Ga naar submenu Ga naar zoekveld

Op zoek naar het verschil tussen werk en hobby

Visie en Prediker met hun neus in de bijenkast

Zo af en toe trekken Visie en Bijbelschrijver, koning en wijsheidsleraar Prediker met elkaar op. Vandaag staan ze met de neus in een bijenkast, op zoek naar zin in hobby en werk.

Deel:

Ineens schiet ik in de lach vanwege de absurditeit van de situatie. Hier sta ik te zuigen aan de schouder van een van de meest eerbiedwaardige personen uit de menselijke geschiedenis. Dat deed ik in ieder geval, want lachen en zuigen gaan niet samen. Prediker kijkt me even verwonderd aan; dan breekt zijn gezicht open en grinnikt hij: “Een bij maakt geen onderscheid tussen een koning en een knecht.”

Gestoken

Want dat is de reden dat ik Predikers schouder uitzuig: een bijensteek.

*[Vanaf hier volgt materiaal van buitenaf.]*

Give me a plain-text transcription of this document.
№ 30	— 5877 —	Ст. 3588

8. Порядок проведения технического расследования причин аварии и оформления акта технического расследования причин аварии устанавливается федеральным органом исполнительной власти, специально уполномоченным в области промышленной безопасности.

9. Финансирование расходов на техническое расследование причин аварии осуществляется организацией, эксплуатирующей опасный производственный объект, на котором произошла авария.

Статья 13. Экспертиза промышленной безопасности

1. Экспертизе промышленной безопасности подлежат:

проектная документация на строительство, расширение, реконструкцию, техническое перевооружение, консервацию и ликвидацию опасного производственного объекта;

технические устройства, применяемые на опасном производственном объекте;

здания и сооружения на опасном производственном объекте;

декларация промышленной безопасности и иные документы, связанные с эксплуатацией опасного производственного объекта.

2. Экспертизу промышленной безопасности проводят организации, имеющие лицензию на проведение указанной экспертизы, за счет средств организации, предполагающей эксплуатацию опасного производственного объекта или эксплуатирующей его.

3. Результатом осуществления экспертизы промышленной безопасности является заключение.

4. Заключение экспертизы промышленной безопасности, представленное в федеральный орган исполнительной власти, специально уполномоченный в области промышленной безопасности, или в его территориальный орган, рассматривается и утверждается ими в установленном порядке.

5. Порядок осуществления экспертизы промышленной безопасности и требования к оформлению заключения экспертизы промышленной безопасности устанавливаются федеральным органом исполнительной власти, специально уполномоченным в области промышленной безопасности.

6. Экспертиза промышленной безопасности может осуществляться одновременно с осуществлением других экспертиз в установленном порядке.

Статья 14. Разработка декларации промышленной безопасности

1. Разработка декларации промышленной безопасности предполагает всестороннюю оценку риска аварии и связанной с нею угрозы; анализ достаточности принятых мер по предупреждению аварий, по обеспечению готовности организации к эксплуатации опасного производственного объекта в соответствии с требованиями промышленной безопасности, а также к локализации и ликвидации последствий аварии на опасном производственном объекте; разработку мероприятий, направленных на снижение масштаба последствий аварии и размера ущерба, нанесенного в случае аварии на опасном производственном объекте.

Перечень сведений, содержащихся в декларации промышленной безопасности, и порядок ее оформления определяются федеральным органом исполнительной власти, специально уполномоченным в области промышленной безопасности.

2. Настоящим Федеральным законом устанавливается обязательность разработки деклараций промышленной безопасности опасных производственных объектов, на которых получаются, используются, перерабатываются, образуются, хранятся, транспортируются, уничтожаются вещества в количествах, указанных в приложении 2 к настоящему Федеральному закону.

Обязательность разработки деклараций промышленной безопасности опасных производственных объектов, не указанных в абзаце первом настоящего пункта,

Ik maak hem wegwijs in de wondere wereld van de honingbij. Na onze vakantie en trips zijn we in contact gebleven. In onze mailwisseling liet ik vallen dat ik hobby-imker ben, waarop Prediker zijn spreekwoordelijke onderzoeksdrang etaleerde door te vragen of hij met me mee kon kijken. Bij een van deze sessies is er een bij zijn mouw in gelopen, er bij zijn schouder uit gekropen en heeft hem ten slotte – onder de bijenkap – gestoken. Waarna ik de eer had de angel eruit te wippen en de steek uit te zuigen. Nu lachen we samen om dit moment.

Op scherp

Het is bijzonder om samen met Prediker aan mijn hobby te werken. Hij verbaast me iedere keer weer; een vat vol tegen strijdigheden, maar tegelijkertijd een man uit één stuk. Hij is volkomen aanwezig, bijna geobsedeerd door het moment, en tegelijkertijd lijkt hij van een afstandje toe te kijken en af en toe met een rake opmerking of vraag de boel op scherp te zetten. Bijvoorbeeld als ik hem, nog voordat we beginnen, vertel dat ik hobby-imker ben. Hij trekt één wenkbrauw op, kijkt  me even aan en herhaalt het woord, alsof hij het proeft: “Hobby-imker.” Ik: “Ja, hobby-imker.” “Wat betekent dat?” wil hij weten. “Dat ik het niet voor mijn werk doe.” Prediker denkt weer even na, vraagt dan: “Wat is het verschil tussen werk en hobby?” “Hier verdien ik geen geld mee,” antwoord ik. “En welk verschil maakt dat?” Ik denk een tijdje na over de vraag. “Ik denk dat het betekent dat ik dit niet hóéf te doen. Ik doe het omdat ik het leuk vind. Of omdat ik het wil, omdat het mijn tijd waard is.” Prediker kijkt me aan, trekt opnieuw een wenkbrauw op en glimlacht fijntjes. In mijn hoofd stel ik de vraag die hij niet hardop stelt: geldt dat dan niet voor betaald werk? Dat is toch ook mijn tijd waard? Of doe ik dat alleen omdat het iets opbrengt?

Raadselen

Die vragen blijven spelen in mijn hoofd, terwijl ik Prediker uitleg wat we gaan doen. Ik doe voor hoe je de tabak in de beroker aansteekt, waarmee we de bijen rustig gaan krijgen. Ik help hem in zijn imkerpak en we pakken de spullen voor het imkeren: een kastbeitel om de bijenkast open te wippen, theedoeken om de open kasten te bedekken, een klein, plastic kooitje om de koningin in te vangen en een flesje nagellak om haar een kleurtje te geven, mochten we haar vinden. Want dat is het doel vandaag: de koningin van een van de bijenvolken vinden en haar merken, zodat ze de volgende keren eenvoudig te vinden is. Maar mijn hoofd is nog bij de vragen. “Hebt u hobby’s?” vraag ik Prediker, terwijl we onze handen insmeren met lijnzaadolie, om te voorkomen dat we gestoken worden. “Nee,” antwoordt hij. En dan: “Of misschien heb ik alleen maar hobby’s.” Ik schiet in de lach: “U spreekt opnieuw in raadselen.” Prediker volgt me naar de drie bijenkasten die achter in mijn tuin staan en vraagt: “Wat maakt iets de moeite waard? Het geld dat het oplevert? Het feit dat je iets achterlaat in de wereld? Het aanzien dat je krijgt van andere mensen?”  Ik ken het werk van Prediker goed genoeg om te weten dat het daar niet om draait; lucht en leegte is het. Dus ik schud mijn hoofd en antwoord: “Maar wat dan wel?” Prediker glimlacht. “Kom, we gaan naar de bijen kijken.”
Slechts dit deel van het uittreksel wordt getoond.